Katholiken am Rand Europas

Erst seit wenigen Jahren gibt es wieder eine katholische Gemeinde in Aserbaidschan

Erzbischof Claudio Gugerotti, Nuntius für die Kaukasusrepubliken Armenien, Aserbaidschan und Georgien (bis 2011).

Erzbischof Claudio Gugerotti, Nuntius für die Kaukasusrepubliken Armenien, Aserbaidschan und Georgien (bis 2011).

Am Wochenende siegte Aserbaidschan beim Eurovision Song Contest. Auch wenn das Land überwiegend muslimisch geprägt ist, gibt es eine kleine katholische Minderheit, die KIRCHE IN NOT in der Vergangenheit unterstützt hat.

Das Land hat eine Fläche von 86 600 Quadratkilometern, das entspricht ungefähr der Größe von Bayern plus der Hälfte Baden-Württembergs. Es liegt am östlichen Rand des Kaukasus und am Westufer des Kaspischen Meeres. Von den knapp neun Millionen Einwohnern sind 88 Prozent muslimisch und neun Prozent religionslos. Nur etwas mehr als drei Prozent sind Christen. Im ganzen Land leben nur 400 Katholiken, die fast alle in der Hauptstadt Baku leben.

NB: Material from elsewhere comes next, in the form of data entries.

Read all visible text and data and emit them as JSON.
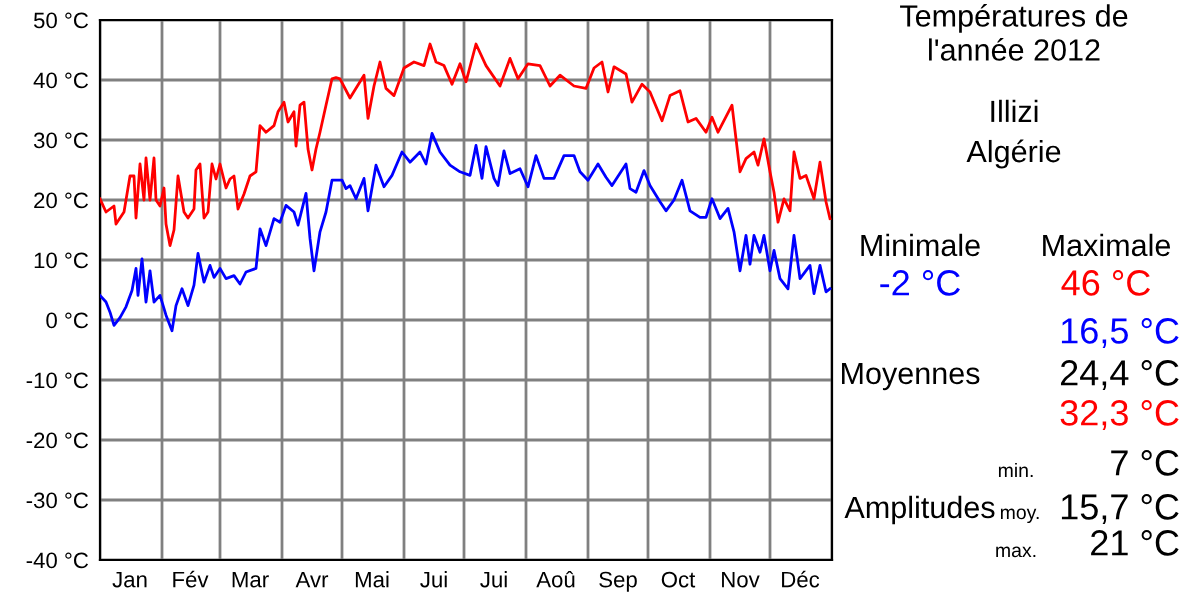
{
  "chart_data": {
    "type": "line",
    "title": "Températures de\nl'année 2012",
    "annotations": [
      "Illizi",
      "Algérie",
      "Minimale",
      "Maximale",
      "-2 °C",
      "46 °C",
      "16,5 °C",
      "Moyennes",
      "24,4 °C",
      "32,3 °C",
      "min.",
      "7 °C",
      "Amplitudes",
      "moy.",
      "15,7 °C",
      "max.",
      "21 °C"
    ],
    "xlim": [
      "2012-01-01",
      "2013-01-01"
    ],
    "ylim": [
      -40,
      50
    ],
    "yticks": [
      {
        "value": -40,
        "label": "-40 °C"
      },
      {
        "value": -30,
        "label": "-30 °C"
      },
      {
        "value": -20,
        "label": "-20 °C"
      },
      {
        "value": -10,
        "label": "-10 °C"
      },
      {
        "value": 0,
        "label": "0 °C"
      },
      {
        "value": 10,
        "label": "10 °C"
      },
      {
        "value": 20,
        "label": "20 °C"
      },
      {
        "value": 30,
        "label": "30 °C"
      },
      {
        "value": 40,
        "label": "40 °C"
      },
      {
        "value": 50,
        "label": "50 °C"
      }
    ],
    "xticks": [
      {
        "value": "2012-01-01",
        "label": null
      },
      {
        "value": "2012-01-16",
        "label": "Jan"
      },
      {
        "value": "2012-02-01",
        "label": null
      },
      {
        "value": "2012-02-15",
        "label": "Fév"
      },
      {
        "value": "2012-03-01",
        "label": null
      },
      {
        "value": "2012-03-16",
        "label": "Mar"
      },
      {
        "value": "2012-04-01",
        "label": null
      },
      {
        "value": "2012-04-16",
        "label": "Avr"
      },
      {
        "value": "2012-05-01",
        "label": null
      },
      {
        "value": "2012-05-16",
        "label": "Mai"
      },
      {
        "value": "2012-06-01",
        "label": null
      },
      {
        "value": "2012-06-16",
        "label": "Jui"
      },
      {
        "value": "2012-07-01",
        "label": null
      },
      {
        "value": "2012-07-16",
        "label": "Jui"
      },
      {
        "value": "2012-08-01",
        "label": null
      },
      {
        "value": "2012-08-16",
        "label": "Aoû"
      },
      {
        "value": "2012-09-01",
        "label": null
      },
      {
        "value": "2012-09-16",
        "label": "Sep"
      },
      {
        "value": "2012-10-01",
        "label": null
      },
      {
        "value": "2012-10-16",
        "label": "Oct"
      },
      {
        "value": "2012-11-01",
        "label": null
      },
      {
        "value": "2012-11-16",
        "label": "Nov"
      },
      {
        "value": "2012-12-01",
        "label": null
      },
      {
        "value": "2012-12-16",
        "label": "Déc"
      },
      {
        "value": "2013-01-01",
        "label": null
      }
    ],
    "grid": true,
    "line_style": "solid",
    "marker": "none",
    "series": [
      {
        "color": "#ff0000",
        "x": [
          "2012-01-01",
          "2012-01-04",
          "2012-01-08",
          "2012-01-09",
          "2012-01-13",
          "2012-01-16",
          "2012-01-18",
          "2012-01-19",
          "2012-01-21",
          "2012-01-23",
          "2012-01-24",
          "2012-01-26",
          "2012-01-28",
          "2012-01-29",
          "2012-01-31",
          "2012-02-02",
          "2012-02-03",
          "2012-02-05",
          "2012-02-07",
          "2012-02-09",
          "2012-02-12",
          "2012-02-14",
          "2012-02-17",
          "2012-02-18",
          "2012-02-20",
          "2012-02-22",
          "2012-02-24",
          "2012-02-26",
          "2012-02-28",
          "2012-03-01",
          "2012-03-04",
          "2012-03-06",
          "2012-03-08",
          "2012-03-10",
          "2012-03-13",
          "2012-03-16",
          "2012-03-19",
          "2012-03-21",
          "2012-03-24",
          "2012-03-28",
          "2012-03-30",
          "2012-04-02",
          "2012-04-04",
          "2012-04-07",
          "2012-04-08",
          "2012-04-10",
          "2012-04-12",
          "2012-04-14",
          "2012-04-16",
          "2012-04-18",
          "2012-04-20",
          "2012-04-23",
          "2012-04-26",
          "2012-04-28",
          "2012-04-30",
          "2012-05-05",
          "2012-05-12",
          "2012-05-14",
          "2012-05-17",
          "2012-05-20",
          "2012-05-23",
          "2012-05-27",
          "2012-06-01",
          "2012-06-06",
          "2012-06-11",
          "2012-06-14",
          "2012-06-17",
          "2012-06-21",
          "2012-06-25",
          "2012-06-29",
          "2012-07-02",
          "2012-07-07",
          "2012-07-12",
          "2012-07-19",
          "2012-07-24",
          "2012-07-28",
          "2012-08-02",
          "2012-08-08",
          "2012-08-13",
          "2012-08-18",
          "2012-08-25",
          "2012-08-31",
          "2012-09-04",
          "2012-09-08",
          "2012-09-11",
          "2012-09-14",
          "2012-09-20",
          "2012-09-23",
          "2012-09-28",
          "2012-10-02",
          "2012-10-08",
          "2012-10-12",
          "2012-10-17",
          "2012-10-21",
          "2012-10-25",
          "2012-10-30",
          "2012-11-02",
          "2012-11-05",
          "2012-11-12",
          "2012-11-14",
          "2012-11-16",
          "2012-11-19",
          "2012-11-23",
          "2012-11-25",
          "2012-11-28",
          "2012-12-01",
          "2012-12-03",
          "2012-12-05",
          "2012-12-08",
          "2012-12-11",
          "2012-12-13",
          "2012-12-16",
          "2012-12-19",
          "2012-12-23",
          "2012-12-26",
          "2012-12-29",
          "2012-12-31"
        ],
        "values": [
          20.2,
          18,
          19,
          16,
          18,
          24,
          24,
          17,
          26,
          20,
          27,
          20,
          27,
          20,
          19,
          22,
          16,
          12.4,
          15,
          24,
          18,
          17,
          18.5,
          25,
          26,
          17,
          18,
          26,
          23.5,
          26,
          22,
          23.5,
          24,
          18.5,
          21,
          24,
          24.7,
          32.4,
          31.3,
          32.4,
          34.7,
          36.3,
          33,
          34.7,
          29,
          35.8,
          36.3,
          28.5,
          25,
          28.5,
          31.3,
          35.8,
          40.2,
          40.4,
          40.2,
          37,
          40.8,
          33.6,
          39,
          43,
          38.6,
          37.4,
          42,
          43,
          42.4,
          46,
          43,
          42.4,
          39.3,
          42.7,
          39.7,
          46,
          42.4,
          39,
          43.6,
          40.2,
          42.7,
          42.4,
          39,
          40.8,
          39,
          38.6,
          42,
          43,
          38,
          42.2,
          41,
          36.3,
          39.3,
          38,
          33.2,
          37.4,
          38.2,
          33,
          33.6,
          31.3,
          33.8,
          31.3,
          35.8,
          30.2,
          24.7,
          26.9,
          28,
          25.8,
          30.2,
          24.7,
          21.3,
          16.3,
          20.2,
          18.2,
          28,
          23.6,
          24.1,
          20.2,
          26.3,
          19.7,
          16.9
        ]
      },
      {
        "color": "#0000ff",
        "x": [
          "2012-01-01",
          "2012-01-04",
          "2012-01-06",
          "2012-01-08",
          "2012-01-11",
          "2012-01-14",
          "2012-01-17",
          "2012-01-19",
          "2012-01-20",
          "2012-01-22",
          "2012-01-24",
          "2012-01-26",
          "2012-01-28",
          "2012-01-31",
          "2012-02-03",
          "2012-02-06",
          "2012-02-08",
          "2012-02-11",
          "2012-02-14",
          "2012-02-17",
          "2012-02-19",
          "2012-02-22",
          "2012-02-25",
          "2012-02-27",
          "2012-03-01",
          "2012-03-04",
          "2012-03-08",
          "2012-03-11",
          "2012-03-14",
          "2012-03-19",
          "2012-03-21",
          "2012-03-24",
          "2012-03-28",
          "2012-03-31",
          "2012-04-03",
          "2012-04-07",
          "2012-04-09",
          "2012-04-13",
          "2012-04-15",
          "2012-04-17",
          "2012-04-20",
          "2012-04-23",
          "2012-04-26",
          "2012-05-01",
          "2012-05-03",
          "2012-05-05",
          "2012-05-08",
          "2012-05-12",
          "2012-05-14",
          "2012-05-18",
          "2012-05-22",
          "2012-05-26",
          "2012-05-31",
          "2012-06-04",
          "2012-06-09",
          "2012-06-12",
          "2012-06-15",
          "2012-06-19",
          "2012-06-24",
          "2012-06-29",
          "2012-07-04",
          "2012-07-07",
          "2012-07-10",
          "2012-07-12",
          "2012-07-16",
          "2012-07-18",
          "2012-07-21",
          "2012-07-24",
          "2012-07-29",
          "2012-08-02",
          "2012-08-06",
          "2012-08-10",
          "2012-08-15",
          "2012-08-20",
          "2012-08-25",
          "2012-08-28",
          "2012-09-01",
          "2012-09-06",
          "2012-09-10",
          "2012-09-13",
          "2012-09-20",
          "2012-09-22",
          "2012-09-25",
          "2012-09-29",
          "2012-10-02",
          "2012-10-07",
          "2012-10-10",
          "2012-10-14",
          "2012-10-18",
          "2012-10-22",
          "2012-10-27",
          "2012-10-30",
          "2012-11-02",
          "2012-11-06",
          "2012-11-10",
          "2012-11-13",
          "2012-11-16",
          "2012-11-19",
          "2012-11-21",
          "2012-11-23",
          "2012-11-26",
          "2012-11-28",
          "2012-12-01",
          "2012-12-03",
          "2012-12-06",
          "2012-12-10",
          "2012-12-13",
          "2012-12-16",
          "2012-12-21",
          "2012-12-23",
          "2012-12-26",
          "2012-12-29",
          "2012-12-31"
        ],
        "values": [
          4.1,
          3,
          1.3,
          -0.9,
          0.4,
          2.2,
          4.9,
          8.6,
          4.1,
          10.2,
          3,
          8.2,
          3,
          4.1,
          0.8,
          -1.8,
          2.4,
          5.2,
          2.4,
          5.8,
          11.1,
          6.3,
          9.1,
          7.1,
          8.6,
          6.9,
          7.4,
          6,
          8,
          8.6,
          15.2,
          12.4,
          16.9,
          16.3,
          19.1,
          18,
          15.8,
          21.1,
          13.6,
          8.2,
          14.7,
          18,
          23.3,
          23.3,
          21.9,
          22.4,
          20.2,
          23.6,
          18.2,
          25.8,
          22.2,
          24.1,
          28,
          26.3,
          28,
          26,
          31.1,
          28,
          25.8,
          24.7,
          24.1,
          29.1,
          23.6,
          28.9,
          23.6,
          22.4,
          28.2,
          24.4,
          25.2,
          22.2,
          27.4,
          23.6,
          23.6,
          27.4,
          27.4,
          24.7,
          23.3,
          26,
          23.8,
          22.4,
          26,
          21.9,
          21.3,
          24.9,
          22.4,
          19.7,
          18.2,
          20,
          23.3,
          18.2,
          17.1,
          17.1,
          20.2,
          16.9,
          18.6,
          14.7,
          8.2,
          14.1,
          9.3,
          14.1,
          11.3,
          14.1,
          8.2,
          11.6,
          6.9,
          5.2,
          14.1,
          6.9,
          9.1,
          4.4,
          9.1,
          4.7,
          5.2
        ]
      }
    ]
  }
}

Erst 2007 wurde dort die Kirche “Mariä Empfängnis” eröffnet. Das Grundstück für den Bau wurde der Pfarrei von Präsident Geydar Alijew geschenkt, um eine neue Kirche zu bauen statt die von Bolschewisten im Jahr 1931 zerstörte Kirche wieder aufzubauen. Die alte Kirche fasste 1200 Gottesdienstbesucher. Der Dekan der Pfarrei feierte nach der Zerstörung weiterhin heimlich Gottesdienste, wurde 1937 verhaftet und hingerichtet.

Erst 1992, nach dem Zerfall der Sowjetunion, gab es eine Wiederbelebung der Pfarrei in Baku, als einige Gläubige den Vatikan anfragten, einen Priester in ihre Gemeinde zu entsenden. Im Juli 1997 war es dann soweit: ein Priester aus einem polnischen Bistum feierte in einem privaten Appartement mit einigen Katholiken eine Heilige Messe.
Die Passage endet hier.